|Sebesta emil e,|
|Young harry c jr,|
|Webster james a,|
Submitted to: Crop Science
Publication Type: Germplasm release
Publication Acceptance Date: 12/23/1994
Publication Date: N/A
Citation: Interpretive Summary: Germplasm registration; no new research reported; no interpretive summary required.
Technical Abstract: OK65C77-6 and OK65C93-8 are winter wheat germplasm lines resistant to wheat streak mosaic virus. These lines were developed by USDA-ARS in cooperation with the Oklahoma Agric. Exp. Stn. and were formally released in 1971. The source of wheat streak mosaic virus resistance originated from a wheat X Agropyron elongatum hybrid line, designated P3-19, developed by W.J. Sando and identified as WSMV-resistant by H.H. McKinney. Subsequent tests in the greenhouse and field showed the line to be highly resistant to WSMV using manual inoculating techniques. In 1963 seed of a 44-chromosome, P3-19 derivative were irradiated with thermal neutrons at the Brookhaven National Laboratory, Upton, NY. Plants obtained from the irradiated seed were used as males in crosses with 'Wichita' wheat in 1964. Screening and selecting in the greenhouse and the field at Stillwater, OK, resulted in the identification of two WSMV-resistant, wheat-like lines with 2n=42 chromosomes. These 2 lines originated from 2 different irradiated seeds. OK65C77-6 and OK65C93-8 are composites of lines selected in the N5 generation.
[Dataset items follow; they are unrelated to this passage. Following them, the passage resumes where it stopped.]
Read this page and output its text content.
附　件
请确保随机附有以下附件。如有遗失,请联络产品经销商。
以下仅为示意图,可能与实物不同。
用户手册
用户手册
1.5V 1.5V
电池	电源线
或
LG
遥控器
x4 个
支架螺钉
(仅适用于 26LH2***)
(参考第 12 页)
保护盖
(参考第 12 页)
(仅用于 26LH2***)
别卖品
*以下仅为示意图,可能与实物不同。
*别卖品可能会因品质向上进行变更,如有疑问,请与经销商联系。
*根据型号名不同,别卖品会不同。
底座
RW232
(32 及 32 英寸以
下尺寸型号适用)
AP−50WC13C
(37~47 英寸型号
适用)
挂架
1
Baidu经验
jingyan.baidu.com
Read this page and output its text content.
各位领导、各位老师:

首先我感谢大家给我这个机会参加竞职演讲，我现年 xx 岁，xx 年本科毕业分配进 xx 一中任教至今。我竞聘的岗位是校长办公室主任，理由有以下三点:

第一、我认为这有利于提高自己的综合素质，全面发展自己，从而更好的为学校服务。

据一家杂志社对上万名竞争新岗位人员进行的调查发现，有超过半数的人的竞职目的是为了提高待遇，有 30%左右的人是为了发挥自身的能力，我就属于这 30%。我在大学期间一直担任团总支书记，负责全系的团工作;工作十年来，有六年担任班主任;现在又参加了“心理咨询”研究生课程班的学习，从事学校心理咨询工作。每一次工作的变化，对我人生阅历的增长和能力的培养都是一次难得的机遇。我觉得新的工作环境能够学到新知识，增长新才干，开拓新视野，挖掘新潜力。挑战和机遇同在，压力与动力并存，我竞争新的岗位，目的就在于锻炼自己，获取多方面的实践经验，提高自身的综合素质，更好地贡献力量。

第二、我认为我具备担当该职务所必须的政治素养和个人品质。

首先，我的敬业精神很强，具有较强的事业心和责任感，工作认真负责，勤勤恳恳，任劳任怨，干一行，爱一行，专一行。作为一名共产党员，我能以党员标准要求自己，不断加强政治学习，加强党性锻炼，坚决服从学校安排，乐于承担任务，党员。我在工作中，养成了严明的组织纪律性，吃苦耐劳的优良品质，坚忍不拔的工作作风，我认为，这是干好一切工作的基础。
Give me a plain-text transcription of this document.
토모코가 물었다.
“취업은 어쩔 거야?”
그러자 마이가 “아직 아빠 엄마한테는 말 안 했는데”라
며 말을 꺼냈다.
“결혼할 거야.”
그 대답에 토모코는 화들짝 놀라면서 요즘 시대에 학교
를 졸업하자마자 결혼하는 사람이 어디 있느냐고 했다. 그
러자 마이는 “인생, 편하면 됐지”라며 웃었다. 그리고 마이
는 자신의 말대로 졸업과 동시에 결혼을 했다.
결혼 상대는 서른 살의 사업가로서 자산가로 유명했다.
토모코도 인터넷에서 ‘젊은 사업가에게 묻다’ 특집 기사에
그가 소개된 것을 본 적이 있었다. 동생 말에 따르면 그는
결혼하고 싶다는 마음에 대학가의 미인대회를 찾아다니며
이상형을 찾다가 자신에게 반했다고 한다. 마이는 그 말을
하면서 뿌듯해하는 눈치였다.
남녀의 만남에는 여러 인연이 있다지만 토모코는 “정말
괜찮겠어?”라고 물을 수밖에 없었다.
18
Both lines were stable in their WSMV resistance reaction and chromosome number through the five cycles of screening and selection. OK65C77-6 is classified as tall and early, spikes are awned with white to light amber chaff and amber grain. OK65C93-8 is similar to OK65C77-6 in plant type, with white chaff and red grain. These lines have not been evaluated for other pest resistance or agronomic traits. Written requests for small quantities of seed should be sent to the corresponding author. Recognition of origin of this germplasm should be indicated whenever it is used for research or breeding purposes. Seed will be maintained at the USDA-ARS Plant Science Research Laboratory, Stillwater, OK.